What will happen if the core of Transformer saturates?

If we applied excessive voltage at the primary, there will be high value of magnetizing current. Since magnetic field intensity (H) is directly proportional to the primary current. Hence large magnetizing current results in the higher value of H. When this happens, flux in the core reach the saturation point which is not desired.

Once transformer core gets saturated, voltage induced in the secondary winding will not remain sinusoidal (since there are distortions in the output waveform induced at the secondary windings of transformer). In other words, we can say that harmonics are produced in the secondary winding output. The presence of harmonics will cause overheating and power losses in machine. It will also reduce the efficiency of machine and life of transformer is also affected.
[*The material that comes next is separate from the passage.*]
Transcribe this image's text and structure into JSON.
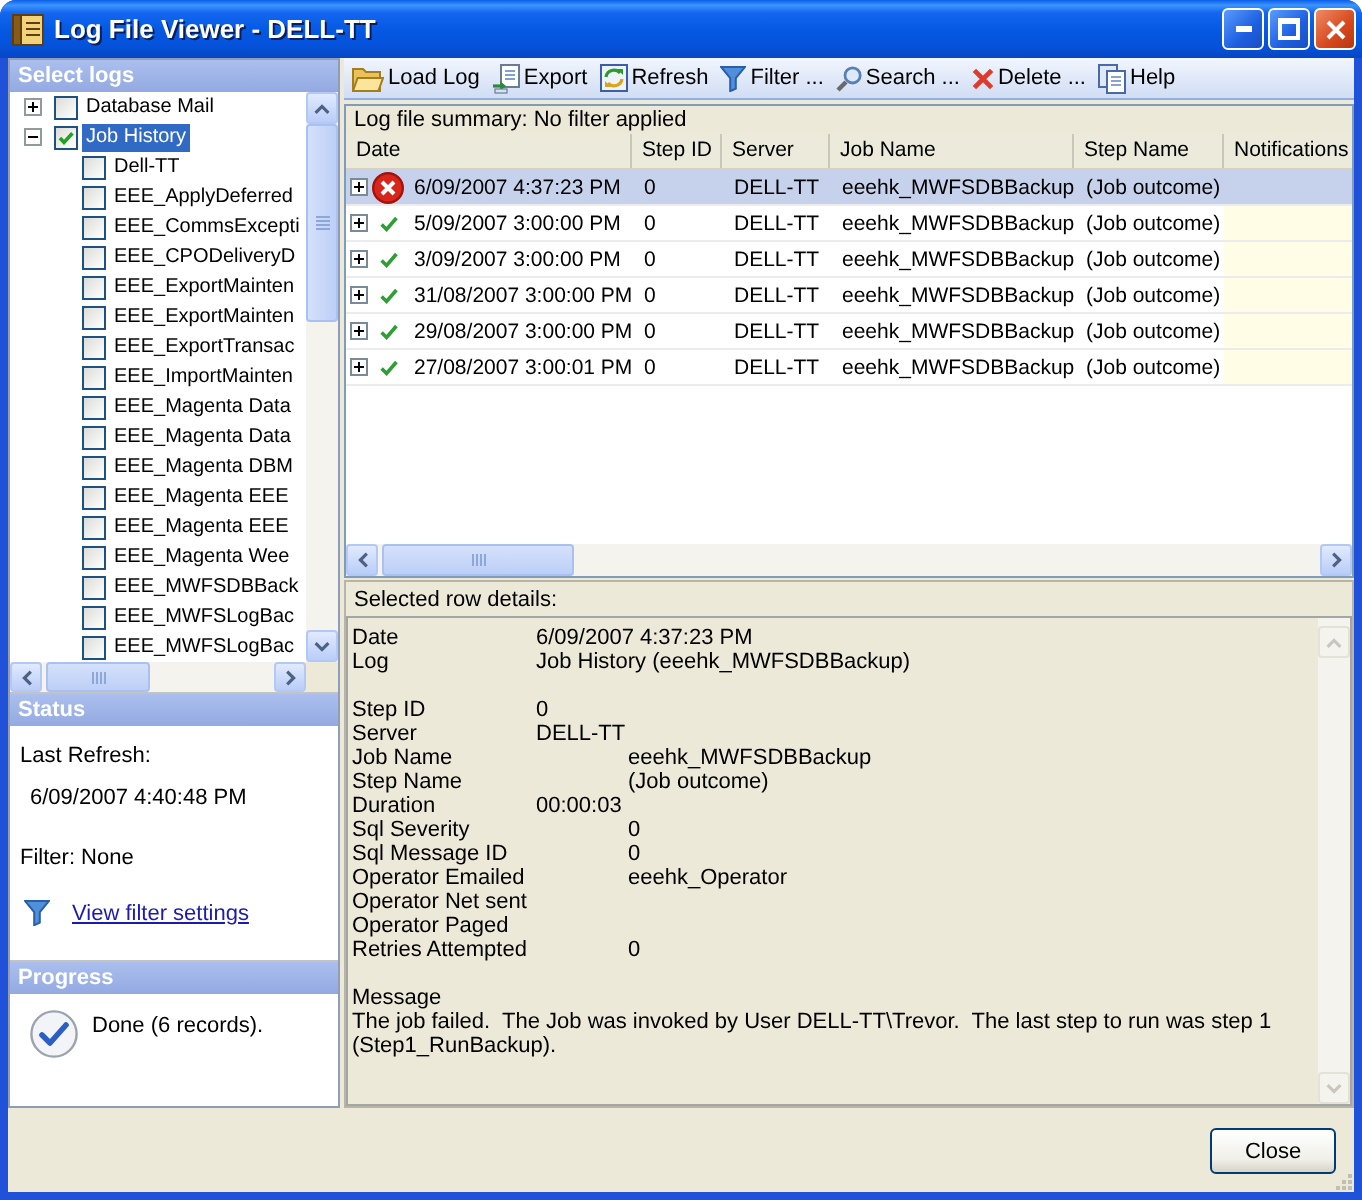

Hence it is necessary to operate the transformer below the saturation point.

How do we prevent core saturation in Transformers ?

For every type of core material, there is a value of magnetic field flux beyond which increase in magnetic field intensity (H) doesn’t affect the magnetic flux density (i.e. its value will not increase). Maximum allowable flux density (B sat) for different core materials are as follows:

For ferrites

B sat= 0.3 tesla.

For CRGO (cold rolled grain-oriented silicon steel)

B sat= 1.2 Tesla.

CRNGO (cold rolled non grain oriented)

B sat= 1 Tesla.

Different materials have different B sat (saturation)values. Hence the value of maximum flux density (Bm) should be less than Bsat to prevent core saturation in transformers.

Moreover, transformer core saturation generally depend on “V/F”(voltage to frequency) ratio. If you want to apply high AC voltage, you have to increase the frequency in such a way that “V/F” ratio remains constant. In this way, saturation of core can be avoided.